Cuando es prácticamente un hecho que el proyecto misceláneo ingresará esta semana al Congreso, a través de la Cámara de Diputados, el Partido Socialista tomó una definición que rige para todos sus parlamentarios y que podrían seguir otras colectividades opositoras: las autoridades de la tienda definieron no respaldar la iniciativa del Ejecutivo si éste no toma la opción de dividirlo, dejando la reforma tributaria que contempla para un trámite más sereno.
Así lo informó el PS en una carta que, un grupo de dirigentes y parlamentarios liderados por la presidenta de la colectividad, senadora Paulina Vodanovic, llegó a entregarte al Presidente José Antonio Kast a La Moneda.
“Como Partido Socialista queremos informarle que esta iniciativa no cuenta con nuestro apoyo, debido a su carácter regresivo, fiscalmente riesgoso e institucionalmente impropia. No seremos parte de un proyecto que debilita al Estado en su rol protector y profundiza la desigualdad. No están las condiciones políticas ni técnicas para su aprobación”, señala la misiva de cuatro carillas, que entregaron en la Oficina de Partes de Palacio.
Pero, no sólo eso, sino que además extendieron un pendón frente a La Moneda, que rezaba: “Ni alzas para la mayoría ni rebaja para los ricos: No seremos cómplices”.
Impacto “estructural” a las arcas fiscales
La misiva, a través de la que notifican al mandatario de su postura, hace un detallado recorrido por los argumentos que avalan sus denuncias. Por lo pronto, aseguran que el proyecto constituye una reforma tributaria “encubierta”, acusando al Presidente Kast de incorporar cambios estructurales al sistema tributario dentro de una ley miscelánea, vinculada a la reconstrucción, para “evitar el debate profundo que una reforma tributaria requiere y diluir sus efectos bajo un marco de urgencia social”.

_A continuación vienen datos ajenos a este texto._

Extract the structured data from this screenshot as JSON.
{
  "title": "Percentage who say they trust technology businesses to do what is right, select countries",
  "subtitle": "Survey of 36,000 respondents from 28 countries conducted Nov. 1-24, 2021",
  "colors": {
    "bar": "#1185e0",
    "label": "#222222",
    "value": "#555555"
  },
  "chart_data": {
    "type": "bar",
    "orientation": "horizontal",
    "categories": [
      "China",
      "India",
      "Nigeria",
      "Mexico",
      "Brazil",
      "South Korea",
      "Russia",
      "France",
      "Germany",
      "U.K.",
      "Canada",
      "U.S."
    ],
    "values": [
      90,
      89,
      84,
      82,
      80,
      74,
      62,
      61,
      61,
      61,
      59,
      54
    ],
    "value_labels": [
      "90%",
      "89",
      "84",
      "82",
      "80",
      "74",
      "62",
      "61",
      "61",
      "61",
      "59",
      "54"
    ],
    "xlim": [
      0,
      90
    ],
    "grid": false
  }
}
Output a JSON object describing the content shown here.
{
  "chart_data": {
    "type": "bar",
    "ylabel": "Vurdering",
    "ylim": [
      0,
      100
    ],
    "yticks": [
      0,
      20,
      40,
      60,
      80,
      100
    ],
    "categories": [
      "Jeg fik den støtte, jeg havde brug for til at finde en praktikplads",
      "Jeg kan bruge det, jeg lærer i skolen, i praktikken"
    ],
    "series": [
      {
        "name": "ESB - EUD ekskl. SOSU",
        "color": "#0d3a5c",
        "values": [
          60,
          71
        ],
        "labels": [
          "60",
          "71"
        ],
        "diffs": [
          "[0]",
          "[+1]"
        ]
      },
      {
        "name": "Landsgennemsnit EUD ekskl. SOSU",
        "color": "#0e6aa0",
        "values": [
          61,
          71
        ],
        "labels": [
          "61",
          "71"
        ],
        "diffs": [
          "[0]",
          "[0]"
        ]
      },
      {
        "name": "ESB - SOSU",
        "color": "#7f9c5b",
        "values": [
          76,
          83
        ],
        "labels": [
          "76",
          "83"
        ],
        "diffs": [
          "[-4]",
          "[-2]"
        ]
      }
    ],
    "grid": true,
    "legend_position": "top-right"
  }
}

Y añade que, desde el punto de vista técnico, acusan que las medidas de la iniciativa generarán una “caída sustantiva y permanente” de los ingresos fiscales. Y que el paquete completo que se ha conocido “implicaría una reducción de ingresos del orden de 1,5% a 1,6% del PIB anual, equivalente a entre US$ 4.390 y US$ 4.832 millones”. Además advierten que el impacto para las arcas fiscales estructural.
También acusan que la propuesta del Ejecutivo es “regresiva” y detallan que la rebaja del impuesto corporativo de 27% a 23% implicará una pérdida de 0,52% del PIB anual, unos US$ 1.550 millones, para beneficiar “principalmente a grandes empresas –menos del 2% del total– y a los dueños del capital”.
Respetuosamente
El texto continúa planteando que la eliminación del impuesto a las ganancias de capital “implica que grandes utilidades bursátiles pasen a tributar 0%, mientras el trabajo sigue pagando hasta 40%”, rompiendo el principio básico de equidad tributaria, enfatizan y añaden que medidas como la repatriación de capitales al 8% o la rebaja de impuestos a donaciones recaudan poco o nada en términos estructurales y premian el incumplimiento tributario.
Además, en la carta, insisten en que la eliminación de contribuciones a la primera vivienda reduce ingresos municipales esenciales y debilita el Fondo Común Municipal, principal mecanismo redistributivo territorial y que su costo puede alcanzar hasta 0,4% del PIB anual (US$ 1.320 millones).
Por todos estos argumentos, escribieron: “Lo instamos, respetuosamente, a retirar el componente tributario estructural de la ley miscelánea y a abrir un debate transversal que genere acuerdos y que se base en la evidencia y las enseñanzas de la política pública chilena de las últimas décadas”.